Under the existing provisions of the Act, a gift of money or property is taxed in the hands of donor, except for certain exemptions provided in clause (x) of sub-section (2) of section 56. It has been reported that gifts are made by persons being residents in India to persons outside India and are claimed to be non-taxable in India as the income does not accrue or arise in India. To ensure that such gifts made by residents to persons outside India are subject to tax, it is proposed to provide that income of the nature referred to in sub-clause (xviia) of clause (24) of section 2, arising from any sum of money paid, or any property situate in India transferred, on or after 5th July, 2019 by a person resident in India to a person outside India shall be deemed to accrue or arise in India.

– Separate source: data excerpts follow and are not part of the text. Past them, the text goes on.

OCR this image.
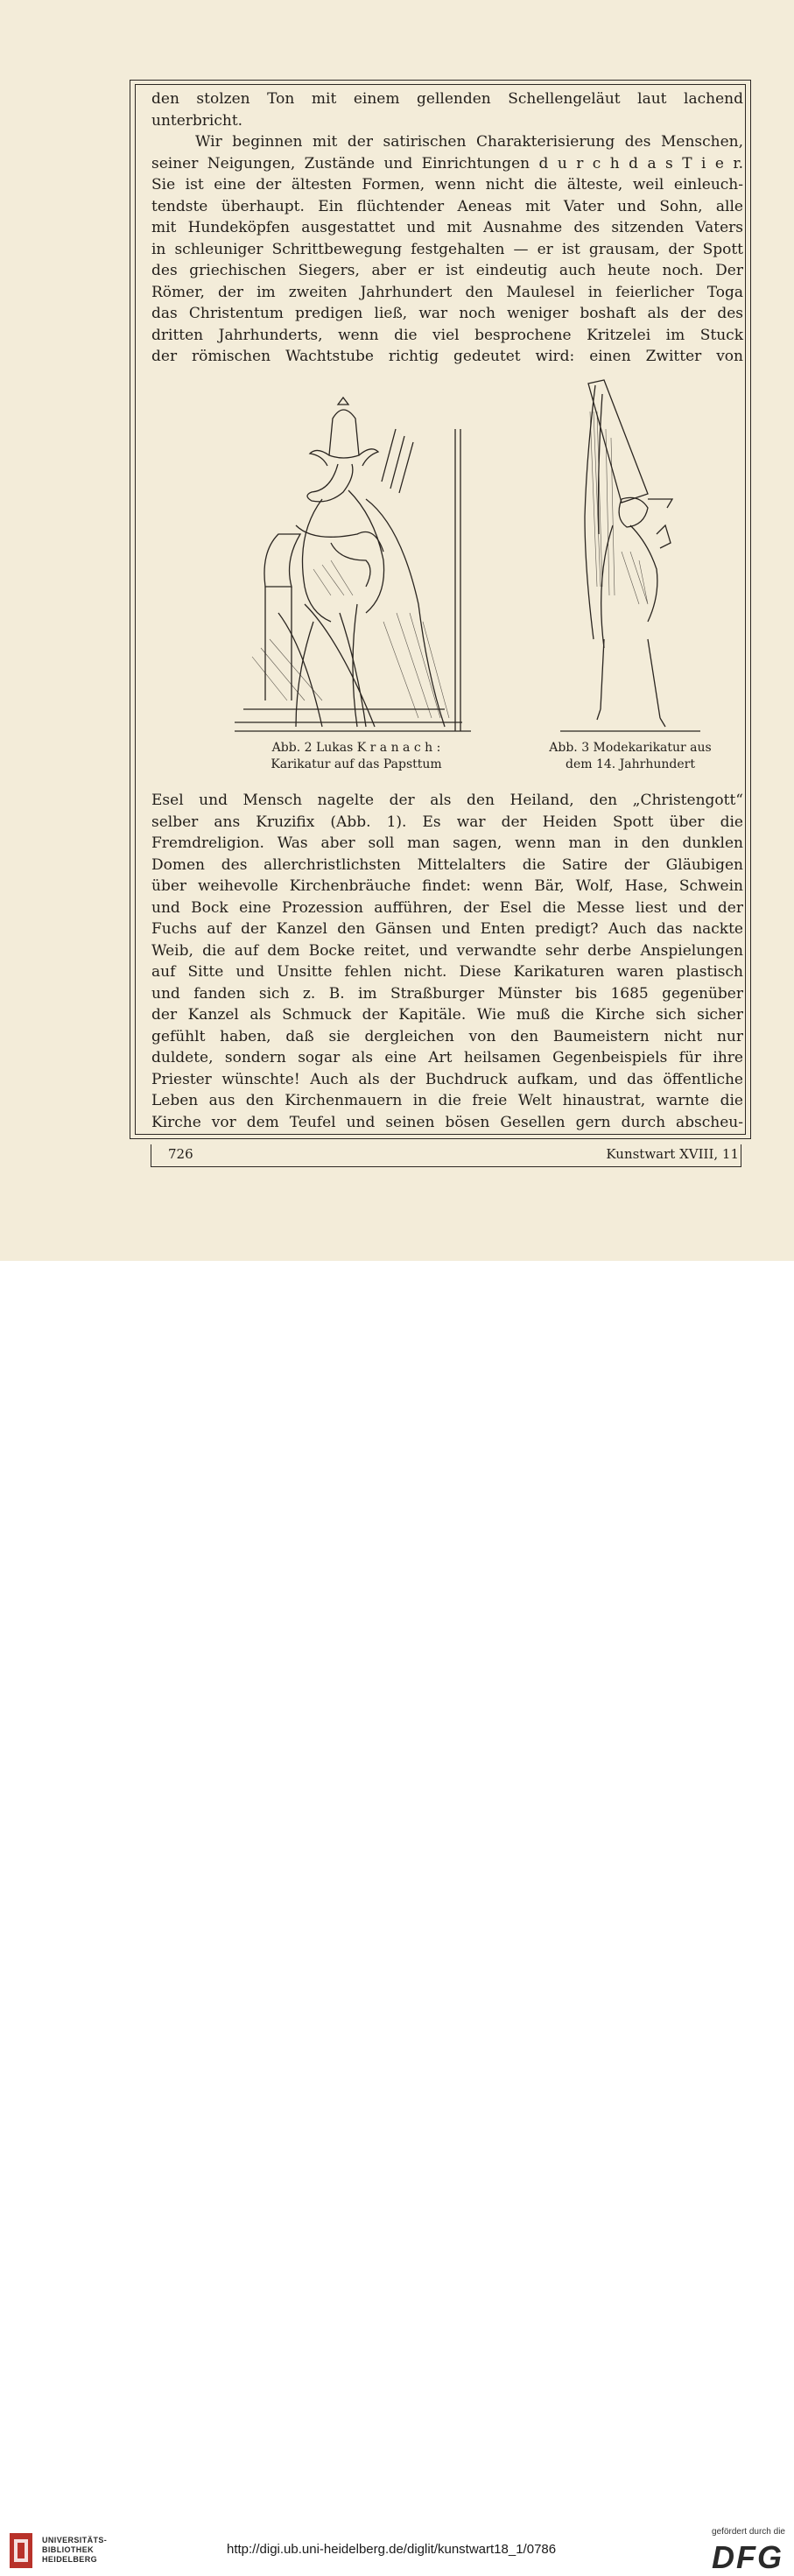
den stolzen Ton mit einem gellenden Schellengeläut laut lachend

unterbricht.

Wir beginnen mit der satirischen Charakterisierung des Menschen,

seiner Neigungen, Zustände und Einrichtungen d u r c h d a s T i e r.

Sie ist eine der ältesten Formen, wenn nicht die älteste, weil einleuch-

tendste überhaupt. Ein flüchtender Aeneas mit Vater und Sohn, alle

mit Hundeköpfen ausgestattet und mit Ausnahme des sitzenden Vaters

in schleuniger Schrittbewegung festgehalten — er ist grausam, der Spott

des griechischen Siegers, aber er ist eindeutig auch heute noch. Der

Römer, der im zweiten Jahrhundert den Maulesel in feierlicher Toga

das Christentum predigen ließ, war noch weniger boshaft als der des

dritten Jahrhunderts, wenn die viel besprochene Kritzelei im Stuck

der römischen Wachtstube richtig gedeutet wird: einen Zwitter von

Abb. 2 Lukas K r a n a c h :
Karikatur auf das Papsttum
Abb. 3 Modekarikatur aus
dem 14. Jahrhundert

Esel und Mensch nagelte der als den Heiland, den „Christengott“

selber ans Kruzifix (Abb. 1). Es war der Heiden Spott über die

Fremdreligion. Was aber soll man sagen, wenn man in den dunklen

Domen des allerchristlichsten Mittelalters die Satire der Gläubigen

über weihevolle Kirchenbräuche findet: wenn Bär, Wolf, Hase, Schwein

und Bock eine Prozession aufführen, der Esel die Messe liest und der

Fuchs auf der Kanzel den Gänsen und Enten predigt? Auch das nackte

Weib, die auf dem Bocke reitet, und verwandte sehr derbe Anspielungen

auf Sitte und Unsitte fehlen nicht. Diese Karikaturen waren plastisch

und fanden sich z. B. im Straßburger Münster bis 1685 gegenüber

der Kanzel als Schmuck der Kapitäle. Wie muß die Kirche sich sicher

gefühlt haben, daß sie dergleichen von den Baumeistern nicht nur

duldete, sondern sogar als eine Art heilsamen Gegenbeispiels für ihre

Priester wünschte! Auch als der Buchdruck aufkam, und das öffentliche

Leben aus den Kirchenmauern in die freie Welt hinaustrat, warnte die

Kirche vor dem Teufel und seinen bösen Gesellen gern durch abscheu-

726	Kunstwart XVIII, 11
UNIVERSITÄTS-
BIBLIOTHEK
HEIDELBERG
http://digi.ub.uni-heidelberg.de/diglit/kunstwart18_1/0786
gefördert durch die
DFG
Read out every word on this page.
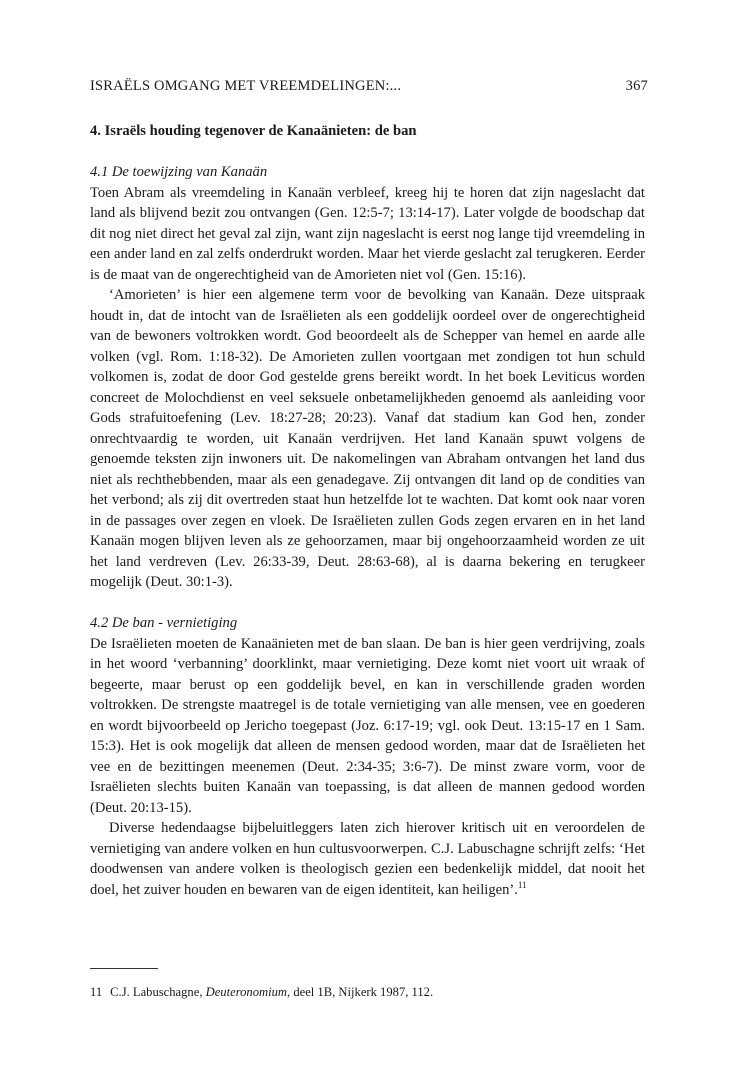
ISRAËLS OMGANG MET VREEMDELINGEN:...	367
4. Israëls houding tegenover de Kanaänieten: de ban
4.1 De toewijzing van Kanaän

Toen Abram als vreemdeling in Kanaän verbleef, kreeg hij te horen dat zijn nageslacht dat land als blijvend bezit zou ontvangen (Gen. 12:5-7; 13:14-17). Later volgde de boodschap dat dit nog niet direct het geval zal zijn, want zijn nageslacht is eerst nog lange tijd vreemdeling in een ander land en zal zelfs onderdrukt worden. Maar het vierde geslacht zal terugkeren. Eerder is de maat van de ongerechtigheid van de Amorieten niet vol (Gen. 15:16).

‘Amorieten’ is hier een algemene term voor de bevolking van Kanaän. Deze uitspraak houdt in, dat de intocht van de Israëlieten als een goddelijk oordeel over de ongerechtigheid van de bewoners voltrokken wordt. God beoordeelt als de Schepper van hemel en aarde alle volken (vgl. Rom. 1:18-32). De Amorieten zullen voortgaan met zondigen tot hun schuld volkomen is, zodat de door God gestelde grens bereikt wordt. In het boek Leviticus worden concreet de Molochdienst en veel seksuele onbetamelijkheden genoemd als aanleiding voor Gods strafuitoefening (Lev. 18:27-28; 20:23). Vanaf dat stadium kan God hen, zonder onrechtvaardig te worden, uit Kanaän verdrijven. Het land Kanaän spuwt volgens de genoemde teksten zijn inwoners uit. De nakomelingen van Abraham ontvangen het land dus niet als rechthebbenden, maar als een genadegave. Zij ontvangen dit land op de condities van het verbond; als zij dit overtreden staat hun hetzelfde lot te wachten. Dat komt ook naar voren in de passages over zegen en vloek. De Israëlieten zullen Gods zegen ervaren en in het land Kanaän mogen blijven leven als ze gehoorzamen, maar bij ongehoorzaamheid worden ze uit het land verdreven (Lev. 26:33-39, Deut. 28:63-68), al is daarna bekering en terugkeer mogelijk (Deut. 30:1-3).

4.2 De ban - vernietiging

De Israëlieten moeten de Kanaänieten met de ban slaan. De ban is hier geen verdrijving, zoals in het woord ‘verbanning’ doorklinkt, maar vernietiging. Deze komt niet voort uit wraak of begeerte, maar berust op een goddelijk bevel, en kan in verschillende graden worden voltrokken. De strengste maatregel is de totale vernietiging van alle mensen, vee en goederen en wordt bijvoorbeeld op Jericho toegepast (Joz. 6:17-19; vgl. ook Deut. 13:15-17 en 1 Sam. 15:3). Het is ook mogelijk dat alleen de mensen gedood worden, maar dat de Israëlieten het vee en de bezittingen meenemen (Deut. 2:34-35; 3:6-7). De minst zware vorm, voor de Israëlieten slechts buiten Kanaän van toepassing, is dat alleen de mannen gedood worden (Deut. 20:13-15).

Diverse hedendaagse bijbeluitleggers laten zich hierover kritisch uit en veroordelen de vernietiging van andere volken en hun cultusvoorwerpen. C.J. Labuschagne schrijft zelfs: ‘Het doodwensen van andere volken is theologisch gezien een bedenkelijk middel, dat nooit het doel, het zuiver houden en bewaren van de eigen identiteit, kan heiligen’.$^{11}$

11 C.J. Labuschagne, Deuteronomium, deel 1B, Nijkerk 1987, 112.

However, the existing provision for exempting gifts as provided in proviso to clause (x) of sub-section (2) of section 56 will continue to apply for such gifts deemed to accrue or arise in India. In a treaty situation, the relevant article of applicable DTAA shall continue to apply for such gifts as well.
This amendment will take effect from 1st April, 2020 and will, accordingly, apply in relation to the assessment year 2020-21 and subsequent assessment years.